# Never flounder gigged in florida



## sandsark (Jul 26, 2010)

My wife and I are going up to Pensacola Beach this coming Thursday (7-29-10). We both do alot of gigging where we live here in extreme south Louisiana. I was wondering if anyone had information on where would be the best place to drive to so we can wade in the water at night to go flounder gigging.......bay side?..Gulf side?....I alo did my homework and noticed that low tide is around 9 pm on 7-29-10...Which is good..Dont know about the almost full moon though....ANY INFORMATION WOULD BE GREATLY APPRECIATED!....Thanks, The Hebert Family.


----------



## Flounder9.75 (Sep 28, 2007)

75 views and no one can help a guys whos really been screwed by BP. I'm not from Pcola or I'd try and help.


----------



## BigRed38 (May 5, 2009)

Bay side i think would be the best bet due to oil, fish are seeking cleaner water.
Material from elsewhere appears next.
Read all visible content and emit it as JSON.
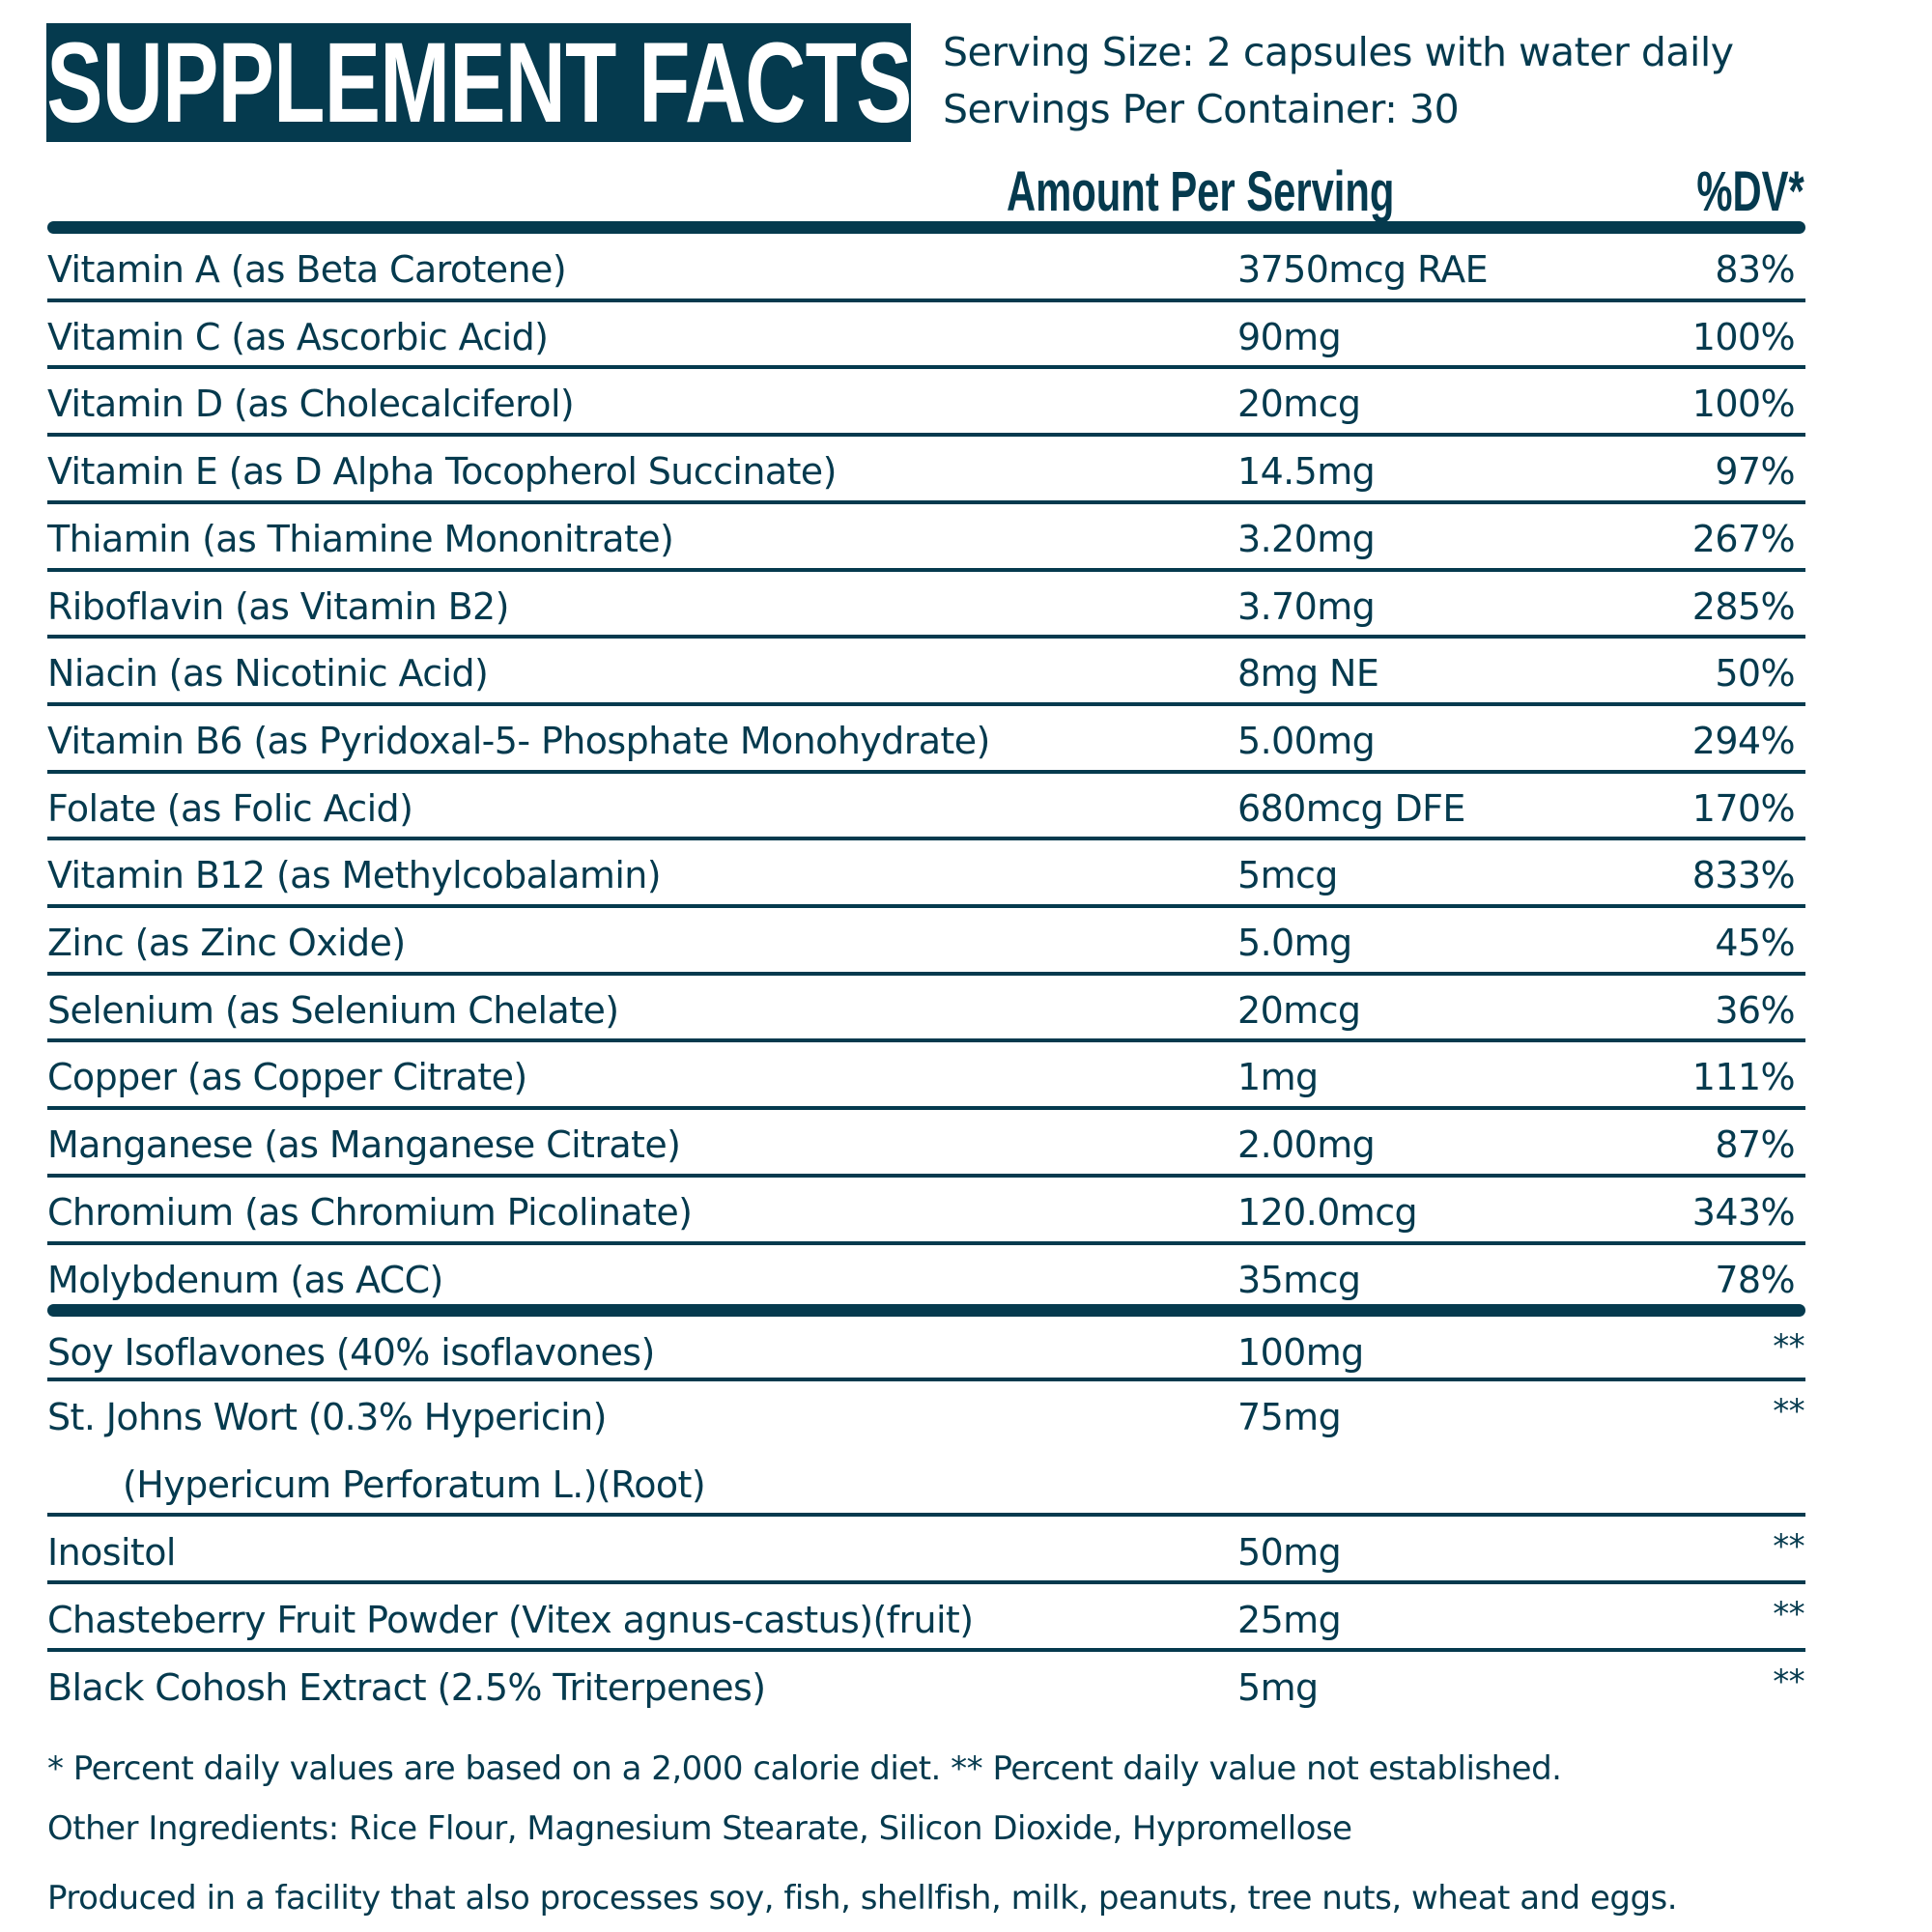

I would suggest the waters around Garcon Point, The water is sandy with grass flats scattered about. Ive waxed em on rod and reel around there during the day. Not much gigging due to being away during the opportune times for college. Thats about all i can do for ya since thats the only shallow water i fish. I hope this helps! Prolly just pissed some peeps off but o well i feel for ya man.


----------